Se una volta pensavamo che il personale è politico, con i Ferragnez abbiamo vissuto l’apoteosi del privato che diventa pubblico, tanto per dare l’idea di come sono cambiati i sogni generazionali, perché per ottenere sempre più follower servono i follower, quindi dei complici. Insomma, si era creata una cavalcata che pareva inarrestabile.
Poi è arrivato l’inciampo delle beneficenze di lei non tanto limpide, delle indagini della procura e Ferragni nel giro di un anno è passata dal «Sentiti libera» esibito su una stola a Sanremo alla contrizione pubblica. Le aziende con cui faceva affari hanno cominciato a scappare. Che ingrati. Da pochi giorni si sa che i Ferragnez si sono lasciati, per adesso. La notizia è stata top-trend, come si dice nel gergo di oggi, per giorni, e siamo solo all’inizio.
Chi si aspettava di essere informato ora per ora sulla loro crisi ha dovuto ricredersi. Se prima mostravano ogni minuto della loro vita, ora sono quasi scomparsi dai social, anzi parlano, ma usando i canali di informazione dati per vecchi, ovvero giornali e tivù. Il «Corriere» ha dedicato a Ferragni due pagine di intervista, Fazio la ospiterà il prossimo 3 marzo. Fedez appare più ritirato e a un giornalista ha detto: «Ha senso che io venga a raccontare i problemi della mia vita, con due figli, a voi?». Già, e prima, aveva senso?

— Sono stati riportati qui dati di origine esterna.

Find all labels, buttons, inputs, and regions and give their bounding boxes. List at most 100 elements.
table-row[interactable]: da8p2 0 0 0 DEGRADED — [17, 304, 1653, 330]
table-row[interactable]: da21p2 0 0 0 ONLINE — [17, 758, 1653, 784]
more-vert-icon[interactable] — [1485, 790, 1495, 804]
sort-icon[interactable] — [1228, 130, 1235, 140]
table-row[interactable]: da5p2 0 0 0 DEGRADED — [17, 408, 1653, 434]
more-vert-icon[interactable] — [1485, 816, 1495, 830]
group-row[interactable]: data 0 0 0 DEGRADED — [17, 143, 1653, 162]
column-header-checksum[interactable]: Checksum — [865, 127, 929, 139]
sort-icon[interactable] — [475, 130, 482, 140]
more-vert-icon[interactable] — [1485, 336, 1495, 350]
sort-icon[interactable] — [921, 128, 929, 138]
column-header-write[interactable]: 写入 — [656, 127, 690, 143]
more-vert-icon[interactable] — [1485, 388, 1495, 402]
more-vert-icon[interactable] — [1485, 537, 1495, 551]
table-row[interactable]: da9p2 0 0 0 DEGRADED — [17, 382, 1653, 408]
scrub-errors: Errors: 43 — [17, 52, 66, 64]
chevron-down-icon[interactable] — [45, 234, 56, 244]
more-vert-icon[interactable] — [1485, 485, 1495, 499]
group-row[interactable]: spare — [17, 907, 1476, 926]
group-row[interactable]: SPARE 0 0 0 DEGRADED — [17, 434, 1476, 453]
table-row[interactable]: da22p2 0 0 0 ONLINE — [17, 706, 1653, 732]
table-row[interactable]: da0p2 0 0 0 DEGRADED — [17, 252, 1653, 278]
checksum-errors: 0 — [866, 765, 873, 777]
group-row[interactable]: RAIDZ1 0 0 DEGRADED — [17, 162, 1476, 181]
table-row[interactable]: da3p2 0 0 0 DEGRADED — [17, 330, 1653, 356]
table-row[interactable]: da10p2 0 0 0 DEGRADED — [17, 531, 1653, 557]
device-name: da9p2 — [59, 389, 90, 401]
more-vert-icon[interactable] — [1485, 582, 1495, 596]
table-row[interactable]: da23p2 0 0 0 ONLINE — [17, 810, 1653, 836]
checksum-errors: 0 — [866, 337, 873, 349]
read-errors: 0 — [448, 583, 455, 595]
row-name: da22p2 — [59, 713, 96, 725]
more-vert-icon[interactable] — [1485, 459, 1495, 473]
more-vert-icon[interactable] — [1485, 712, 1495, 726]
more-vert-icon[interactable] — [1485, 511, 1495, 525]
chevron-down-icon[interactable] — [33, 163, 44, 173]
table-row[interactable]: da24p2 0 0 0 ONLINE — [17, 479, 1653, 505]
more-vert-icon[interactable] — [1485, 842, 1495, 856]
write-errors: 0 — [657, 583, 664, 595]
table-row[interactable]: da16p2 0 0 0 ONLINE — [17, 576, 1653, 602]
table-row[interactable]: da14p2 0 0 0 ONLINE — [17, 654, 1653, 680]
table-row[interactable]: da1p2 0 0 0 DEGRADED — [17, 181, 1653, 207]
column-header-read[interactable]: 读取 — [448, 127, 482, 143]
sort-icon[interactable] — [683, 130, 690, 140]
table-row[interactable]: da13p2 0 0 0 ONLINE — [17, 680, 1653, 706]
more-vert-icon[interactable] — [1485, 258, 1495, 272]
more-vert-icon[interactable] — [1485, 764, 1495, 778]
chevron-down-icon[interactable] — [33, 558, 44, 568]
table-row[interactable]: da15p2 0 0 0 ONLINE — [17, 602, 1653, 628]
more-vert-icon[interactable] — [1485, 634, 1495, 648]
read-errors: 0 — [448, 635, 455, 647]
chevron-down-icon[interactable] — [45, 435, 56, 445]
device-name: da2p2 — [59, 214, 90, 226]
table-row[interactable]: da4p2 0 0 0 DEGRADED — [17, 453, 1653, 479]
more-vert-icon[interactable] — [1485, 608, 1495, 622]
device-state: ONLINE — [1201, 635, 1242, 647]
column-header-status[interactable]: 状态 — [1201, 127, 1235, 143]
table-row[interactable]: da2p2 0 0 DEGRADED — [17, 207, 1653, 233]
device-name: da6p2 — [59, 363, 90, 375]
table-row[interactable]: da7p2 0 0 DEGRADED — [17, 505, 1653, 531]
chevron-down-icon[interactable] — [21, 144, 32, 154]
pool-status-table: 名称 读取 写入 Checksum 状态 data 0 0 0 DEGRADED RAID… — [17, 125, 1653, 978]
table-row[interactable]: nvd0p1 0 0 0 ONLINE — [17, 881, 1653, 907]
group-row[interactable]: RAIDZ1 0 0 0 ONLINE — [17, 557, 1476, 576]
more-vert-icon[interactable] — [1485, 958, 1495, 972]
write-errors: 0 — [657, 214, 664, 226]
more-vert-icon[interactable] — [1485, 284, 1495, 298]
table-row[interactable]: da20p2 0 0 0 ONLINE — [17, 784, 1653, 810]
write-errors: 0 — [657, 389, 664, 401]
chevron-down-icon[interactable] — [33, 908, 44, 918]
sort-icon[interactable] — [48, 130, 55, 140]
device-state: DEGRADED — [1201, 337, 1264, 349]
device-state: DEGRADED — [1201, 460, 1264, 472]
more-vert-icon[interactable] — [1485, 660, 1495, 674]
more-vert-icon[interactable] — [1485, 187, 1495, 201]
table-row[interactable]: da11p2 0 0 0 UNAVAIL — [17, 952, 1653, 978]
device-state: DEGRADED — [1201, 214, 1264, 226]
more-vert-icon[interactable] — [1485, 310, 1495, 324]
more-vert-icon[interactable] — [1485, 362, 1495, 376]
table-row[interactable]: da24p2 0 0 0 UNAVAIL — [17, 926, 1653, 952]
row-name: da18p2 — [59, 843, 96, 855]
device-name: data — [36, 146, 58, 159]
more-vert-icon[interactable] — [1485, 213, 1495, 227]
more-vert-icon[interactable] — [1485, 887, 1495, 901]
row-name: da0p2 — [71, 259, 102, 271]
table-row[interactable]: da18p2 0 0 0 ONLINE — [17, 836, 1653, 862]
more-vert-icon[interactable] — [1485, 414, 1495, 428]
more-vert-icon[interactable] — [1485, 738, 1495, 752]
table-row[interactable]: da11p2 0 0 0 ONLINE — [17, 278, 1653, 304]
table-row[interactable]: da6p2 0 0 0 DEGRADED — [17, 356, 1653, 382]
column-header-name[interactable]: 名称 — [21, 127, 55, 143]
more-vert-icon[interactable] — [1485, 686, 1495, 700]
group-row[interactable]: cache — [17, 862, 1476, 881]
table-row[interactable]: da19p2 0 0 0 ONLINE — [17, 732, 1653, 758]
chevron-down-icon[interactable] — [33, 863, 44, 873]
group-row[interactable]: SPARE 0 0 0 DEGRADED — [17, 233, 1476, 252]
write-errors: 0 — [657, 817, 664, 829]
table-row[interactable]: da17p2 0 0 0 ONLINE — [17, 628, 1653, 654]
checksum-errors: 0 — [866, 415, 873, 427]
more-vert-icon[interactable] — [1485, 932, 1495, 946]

È come se fossero scoppiati insieme una gigantesca bolla e uno svelamento. La bolla è quella di un successo che alimenta se stesso, e più ne hai più ne hai, in un crescendo così parossistico che, come tutte le bolle, prima o poi fa puff.
Lo svelamento mostra la verità dietro i lustrini, i like, le faccine, gli schermi con i filtri, ovvero che quando si sta male non si ha voglia di mettersi in mostra, di lavare i panni sporchi in piazza, si sarebbe detto un tempo. Se Ferragni parla è perché ha un impero economico da difendere, ma non lo fa dal suo mondo che finora è stato alla base del suo successo, la sua comfort zone, i social, no. Parla usando i mezzi della mamma e dei nonni, i giornali e la televisione, in una sorta di Torna a casa Lassie, telefilm che noi boomer ben conosciamo.
È una scelta molto diversa da quel primo video in cui, avvilita, di grigio vestita e quasi in lacrime, aveva chiesto scusa dopo lo scoppio del caso sulla beneficenza del panettone Balocco. I social non l’avevano capita e premiata, l’avevano massacrata. Le aziende, che badano ai loro affari, avevano cominciato a scendere dal cavallo non più vincente.
E allora, che si fa quando si sbaglia? Quelli astuti cambiano tattica, e Ferragni l’ha cambiata scegliendo di tornare dalla mamma della comunicazione, il vecchio caro giornale, la vecchia cara televisione.

Vuol dire che l’era dei like è finita? Non contateci. Morta una Ferragni, metaforicamente parlando, se ne fa un’altra. Io a 14 anni mi ero presa una cotta per Marlon Brando vedendo i suoi film in tivù. Oggi ci si innamora degli influencer. Che volete, ogni epoca ha i miti che si merita.